尽管如此,她的心中还是残留着一团挥之不去的阴云。
红之lancer迦尔纳是个性情高洁的英雄,他想要夺去自己的生命,只有可能是他的御主下了命令。
果然,问题还是处在红方的御主身上,必须想办法和他们去的联络。
遗憾的是这一次交战,双方的御主似乎都没有露面。黑方自不必说,一直固守在米雷尼亚城中,本来应该发起进攻的红方Master们也不见踪影。不过考虑到这场战争还仅仅是处于序幕阶段,现在的状况也不是不能理解。圣杯战争的御主大多数都是魔术师,魔术师大多不懂战争且比普通人更加怕死,或许是和黑方一样躲在安全的地方观战吧。
总之今晚的战斗就到此结束——刚这么想的瞬间,她感觉到全身有点脱力,看来自己现在已经“很困”了。
准确来说,并不是身为Ruler的贞德感到困倦。真正需要睡眠的,是蕾蒂西亚的肉体。此时已是深夜,又奔波了几十公里,虽说大部分的行为都被“贞德”这一外壳承担,但贞德毕竟是凭依在蕾蒂西亚的身体上,会感到困倦也是理所当然的。
话虽如此,因为从者就不具备睡眠这种行为,贞德反倒是对这种久违的感觉有点新鲜。只不过这种新鲜感并不能抵抗身体对睡眠的渴求。
“呜,不行……现在还……”
理智告诉她应该须回到城里,回到教会,回到那阁楼房间的床上睡觉,但是眼皮却越来越重。
她伸手按在大树的树干上支撑着身体,但这样还是不够。无奈之下,她只好使劲捏了捏自己的脸颊,痛觉总算让自己的意识变得稍微鲜明起来。
真是一个不方便的肉体。因为召唤不完全,虽然的确能维持一段较长的时间,可一旦越过极限恐怕就会像切断开关似的丧失意识。
关于如何应对这个问题就留到以后再考虑,现在还是先用圣水来查探一下从者的所在地。如果确认没有问题,那今天就到此结束。

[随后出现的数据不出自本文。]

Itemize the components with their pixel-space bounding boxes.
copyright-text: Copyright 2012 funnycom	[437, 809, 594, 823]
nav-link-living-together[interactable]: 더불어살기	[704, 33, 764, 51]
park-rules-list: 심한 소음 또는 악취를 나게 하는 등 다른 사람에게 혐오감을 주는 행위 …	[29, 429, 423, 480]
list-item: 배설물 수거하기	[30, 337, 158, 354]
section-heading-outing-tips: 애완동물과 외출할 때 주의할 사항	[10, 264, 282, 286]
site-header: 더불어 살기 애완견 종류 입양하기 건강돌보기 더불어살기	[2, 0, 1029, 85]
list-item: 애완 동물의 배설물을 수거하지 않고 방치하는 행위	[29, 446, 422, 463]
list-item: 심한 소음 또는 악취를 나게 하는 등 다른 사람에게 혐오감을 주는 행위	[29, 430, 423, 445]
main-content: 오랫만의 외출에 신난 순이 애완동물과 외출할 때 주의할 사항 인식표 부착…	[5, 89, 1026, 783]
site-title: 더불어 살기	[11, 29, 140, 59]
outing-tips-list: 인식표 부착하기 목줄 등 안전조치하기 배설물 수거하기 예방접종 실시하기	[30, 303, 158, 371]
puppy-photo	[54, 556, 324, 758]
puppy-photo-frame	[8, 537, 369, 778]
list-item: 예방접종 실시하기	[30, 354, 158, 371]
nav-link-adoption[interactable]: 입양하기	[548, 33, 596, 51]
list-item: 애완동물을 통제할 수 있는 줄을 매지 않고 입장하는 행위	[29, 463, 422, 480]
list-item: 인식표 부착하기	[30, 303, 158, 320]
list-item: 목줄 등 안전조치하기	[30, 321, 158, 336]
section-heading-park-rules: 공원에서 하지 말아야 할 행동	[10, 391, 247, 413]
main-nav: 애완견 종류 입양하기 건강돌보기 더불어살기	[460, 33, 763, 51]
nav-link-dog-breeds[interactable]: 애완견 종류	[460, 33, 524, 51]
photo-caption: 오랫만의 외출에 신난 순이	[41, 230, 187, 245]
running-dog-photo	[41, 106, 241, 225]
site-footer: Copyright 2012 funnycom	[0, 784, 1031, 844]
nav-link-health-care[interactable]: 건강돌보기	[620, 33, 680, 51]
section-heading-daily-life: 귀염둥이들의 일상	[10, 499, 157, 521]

黑方的四骑和红方的一骑位于城堡内部,其中红方的一骑应该是berserker,似乎已经成功替换了御主。这并不是违反规则的行为,御主交换和从者交换是相当寻常的事情——不,等一下。
“好像还缺少两骑……?”
驻留在城寨里面的从者应该有六骑,那么剩下的两骑究竟去了哪里?
继续扩大搜索范围——
找到了,在和我相反的方向,两骑一起行动,或许是在巡逻。
就在这时,洒开的圣水中又出现了一个代表从者小点。
这是——!
黑方的第七名从者,没错,是黑方。
黑方的从者到齐了?
确认了这一点的贞德把睡意抛到了九霄云外,她要去见一见黑方的最后一名从者。
作为裁判,收集每一位从者的资料是必须的,错过了今天,下一次不一定有这么轻易。
又一次迈开脚步的她并不知道,她的判断完全是错的。黑方的两骑不是在巡逻,而是在战斗,最新出现的那个点是正带着齐格逃跑的阿斯托尔福。
◇◇◇
有了骏鹰的帮助,阿斯托尔福和齐格的逃跑速度快了几十倍。先前步行几十分钟的路程,现在一眨眼的功夫就飞了过去。